Bu tür kurumlardaki fırsat eşitliğini ortadan kaldıran yapının aynı zamanda sözleşme haklarını da tanımadığını ve siyasi gücü olan elitlerin halkı sürekli olarak sömürdüğünden bahsetti. Bu tür durumlarda hukukun da garip bir hale geldiğini; siyasetin dengeli bir biçimde dağıtılamamasının adalet sistemine de yansıdığını ifade etti.
Peki bu sömürü kurumları bir kader miydi?
Elbette hayır! Tarih kaderden ibaret değilse sömürü kurumlarının varlığı da kader olamazdı! Birey hak ve özgürlüklerini, en başta da ifade özgürlüğünü temel alan kapsayıcı kurumların varlığına ulaşmak mümkündü! Ancak bu yukardan aşağı değil, tam tersi aşağıdan yukarıya doğru gerçekleşebilecek bir hareketlilikti. Ve bunun için bugün ekonomisi kalıcı bir ‘zenginlik’ içerisinde olan ülkelerden bahsetti bizlere Acemoğlu. Bu zenginliğin temelinde toplumun hak arayışının en temel unsur olduğuna değindi. Kısaca söylemek gerekirse hak verilmesini beklemek değil, hak elde etmek için mücadele etmek gerekiyordu.

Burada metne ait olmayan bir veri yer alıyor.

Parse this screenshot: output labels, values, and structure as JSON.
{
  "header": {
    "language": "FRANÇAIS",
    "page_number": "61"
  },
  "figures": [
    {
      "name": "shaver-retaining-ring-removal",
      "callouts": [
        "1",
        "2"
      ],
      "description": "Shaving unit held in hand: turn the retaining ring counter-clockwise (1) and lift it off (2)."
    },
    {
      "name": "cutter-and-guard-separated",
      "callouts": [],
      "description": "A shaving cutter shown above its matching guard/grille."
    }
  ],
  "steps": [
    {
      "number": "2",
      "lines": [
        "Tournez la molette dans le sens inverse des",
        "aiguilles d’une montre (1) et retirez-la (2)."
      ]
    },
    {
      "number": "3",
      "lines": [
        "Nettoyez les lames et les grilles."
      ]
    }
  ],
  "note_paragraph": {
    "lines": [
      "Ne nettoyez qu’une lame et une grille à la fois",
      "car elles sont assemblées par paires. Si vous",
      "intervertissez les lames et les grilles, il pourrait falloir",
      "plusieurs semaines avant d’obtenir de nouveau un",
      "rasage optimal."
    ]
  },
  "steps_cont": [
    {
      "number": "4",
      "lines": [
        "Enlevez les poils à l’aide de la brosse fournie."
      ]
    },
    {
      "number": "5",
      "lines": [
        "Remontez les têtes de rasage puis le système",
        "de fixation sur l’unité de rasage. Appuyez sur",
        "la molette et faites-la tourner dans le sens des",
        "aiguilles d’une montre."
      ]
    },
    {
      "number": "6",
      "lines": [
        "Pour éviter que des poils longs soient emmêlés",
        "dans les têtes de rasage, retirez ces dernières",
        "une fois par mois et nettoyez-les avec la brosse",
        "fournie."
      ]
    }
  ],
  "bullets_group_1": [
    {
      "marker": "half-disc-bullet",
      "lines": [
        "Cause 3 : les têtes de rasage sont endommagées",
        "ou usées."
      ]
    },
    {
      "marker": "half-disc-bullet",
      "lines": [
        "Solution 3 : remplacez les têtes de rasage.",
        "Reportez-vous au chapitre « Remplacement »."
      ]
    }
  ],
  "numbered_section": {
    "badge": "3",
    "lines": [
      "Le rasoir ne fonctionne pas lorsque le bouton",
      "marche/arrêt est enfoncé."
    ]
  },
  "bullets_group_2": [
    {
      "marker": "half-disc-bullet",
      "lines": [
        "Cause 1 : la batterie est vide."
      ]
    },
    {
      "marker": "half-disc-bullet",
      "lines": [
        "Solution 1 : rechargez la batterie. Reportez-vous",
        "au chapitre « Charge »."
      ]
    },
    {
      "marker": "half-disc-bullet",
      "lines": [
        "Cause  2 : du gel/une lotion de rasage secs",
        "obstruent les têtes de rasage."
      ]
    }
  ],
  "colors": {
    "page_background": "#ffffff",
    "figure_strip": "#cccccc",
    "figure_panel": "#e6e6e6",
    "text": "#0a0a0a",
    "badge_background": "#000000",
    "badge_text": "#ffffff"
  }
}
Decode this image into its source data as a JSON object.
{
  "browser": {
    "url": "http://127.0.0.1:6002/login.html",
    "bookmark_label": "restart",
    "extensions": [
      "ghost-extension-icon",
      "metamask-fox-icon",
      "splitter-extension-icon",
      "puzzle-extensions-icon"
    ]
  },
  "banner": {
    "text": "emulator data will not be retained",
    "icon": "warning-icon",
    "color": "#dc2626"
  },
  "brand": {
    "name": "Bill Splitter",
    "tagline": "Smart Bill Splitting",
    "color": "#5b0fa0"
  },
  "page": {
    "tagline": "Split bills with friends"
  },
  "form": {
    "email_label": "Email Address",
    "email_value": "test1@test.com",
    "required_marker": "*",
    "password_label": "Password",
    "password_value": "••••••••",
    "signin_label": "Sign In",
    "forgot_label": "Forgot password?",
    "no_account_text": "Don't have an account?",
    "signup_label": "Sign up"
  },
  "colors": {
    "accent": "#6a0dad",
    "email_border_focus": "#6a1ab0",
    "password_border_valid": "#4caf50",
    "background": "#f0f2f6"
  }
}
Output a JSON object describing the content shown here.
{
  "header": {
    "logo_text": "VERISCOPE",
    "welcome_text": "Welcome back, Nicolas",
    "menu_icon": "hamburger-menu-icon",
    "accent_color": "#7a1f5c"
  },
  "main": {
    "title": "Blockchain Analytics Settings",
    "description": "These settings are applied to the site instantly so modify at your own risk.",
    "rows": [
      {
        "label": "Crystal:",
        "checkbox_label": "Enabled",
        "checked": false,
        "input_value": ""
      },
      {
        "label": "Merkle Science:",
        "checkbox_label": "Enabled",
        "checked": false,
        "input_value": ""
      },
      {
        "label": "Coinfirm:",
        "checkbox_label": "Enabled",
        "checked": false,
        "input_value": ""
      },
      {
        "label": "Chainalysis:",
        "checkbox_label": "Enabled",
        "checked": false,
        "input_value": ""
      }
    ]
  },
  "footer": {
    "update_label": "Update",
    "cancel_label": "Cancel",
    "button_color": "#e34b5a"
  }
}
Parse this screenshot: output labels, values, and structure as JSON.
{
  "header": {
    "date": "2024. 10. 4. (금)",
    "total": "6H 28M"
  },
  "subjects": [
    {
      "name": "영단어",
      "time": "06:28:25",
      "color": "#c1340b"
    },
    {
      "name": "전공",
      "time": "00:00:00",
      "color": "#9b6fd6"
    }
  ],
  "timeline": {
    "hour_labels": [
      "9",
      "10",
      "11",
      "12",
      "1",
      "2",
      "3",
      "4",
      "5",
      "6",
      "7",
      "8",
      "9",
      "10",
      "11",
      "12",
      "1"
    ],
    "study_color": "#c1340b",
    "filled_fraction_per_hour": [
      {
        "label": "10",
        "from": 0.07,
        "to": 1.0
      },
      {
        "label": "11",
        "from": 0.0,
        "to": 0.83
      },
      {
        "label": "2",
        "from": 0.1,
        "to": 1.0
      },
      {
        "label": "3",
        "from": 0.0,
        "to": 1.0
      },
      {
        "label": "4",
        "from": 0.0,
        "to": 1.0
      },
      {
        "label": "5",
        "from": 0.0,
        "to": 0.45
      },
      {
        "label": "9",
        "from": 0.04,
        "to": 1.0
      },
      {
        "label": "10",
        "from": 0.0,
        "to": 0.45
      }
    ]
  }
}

‘Özgürlük’ dedi Acemoğlu, ‘yukardan değil aşağıdan gelmeli.’ Ve bu eylemlilik hali, halkın sesini çıkarabilmesi, söz sahibi olabilmesi için sivil toplum kuruluşları tarafından sürekli desteklenmeliydi... Hukuk devletinin temeliydi bu. Bunun ardından gelense yaratıcılık ve üretkenlik olacaktı. Sentetik ve göz boyayan bir geçiştirme hali değil; sahici bir yaratıcılık ve sahici bir üretkenlik. Her alanda. (Bir edebiyatçı olarak bu noktada kalbimin çok farklı çarptığını ifade etmeliyim!)
Elit gruplar ve padişah devleti anlayışı
Birçok ülkeden örnek verdi Acemoğlu konuşmasında. Türkiye’yi, yüzyıllardan beri devam edegelen, yaratılmış küçük bir elit grubun halkı küçümseyerek, yok sayarak var olma halini ise, adları ve kimlikleri değişse bile ‘bir padişah devleti’ ruhu biçiminde değerlendirdi. Sonuna kadar haklıydı elbette. Bugün AKP’nin yaptığı, dün askerlerin yaptığı, daha eskilerde CHP’nin yaptığı, başarabilseydi Cemaat’in yapacağı hep bu olacaktı. Kendi sömürü düzenini yaratıp kendine benzemeyen insanları bastırmak ve elbette halkı birer köle haline getirmek. Uyutmak, susturmak, farkındalığı öldürmek, korkutmak, göz dağı vermek...
‘İşte bunu değiştirmek gerekiyor’ dedi Acemoğlu. ‘Özgürlüğün bedeli sürekli tetikte olmaktır’ ruhunu topluma yaymak.
Bu noktada, ister ekonomist olalım, ister hukukçu, ister borsacı olalım, ister akademisyen; en çok mücadelesini vermemiz gerekenin ne olduğunun altını ise Gönenç Gürkaynak çizdi: İfade özgürlüğü!
Evet: İfade özgürlüğü!
Bir Turgut Özal iktidarı maktulü, vakti zamanında ‘önce ekonomi ilerlesin de ifade özgürlüğü, demokrasi şu bu sonradan gelir’ yaklaşımına kahırlanarak tanıklık etmiş biri olarak derin bir nefes aldım. Evet, artık çok netti: İfade özgürlüğü sonradan gelmeyecek, olsa da olur, olmasa da olur noktasında salınmayacaktı. İfade özgürlüğü her şeyin başıydı ve onsuz hiçbir şey kalıcı olamayacaktı.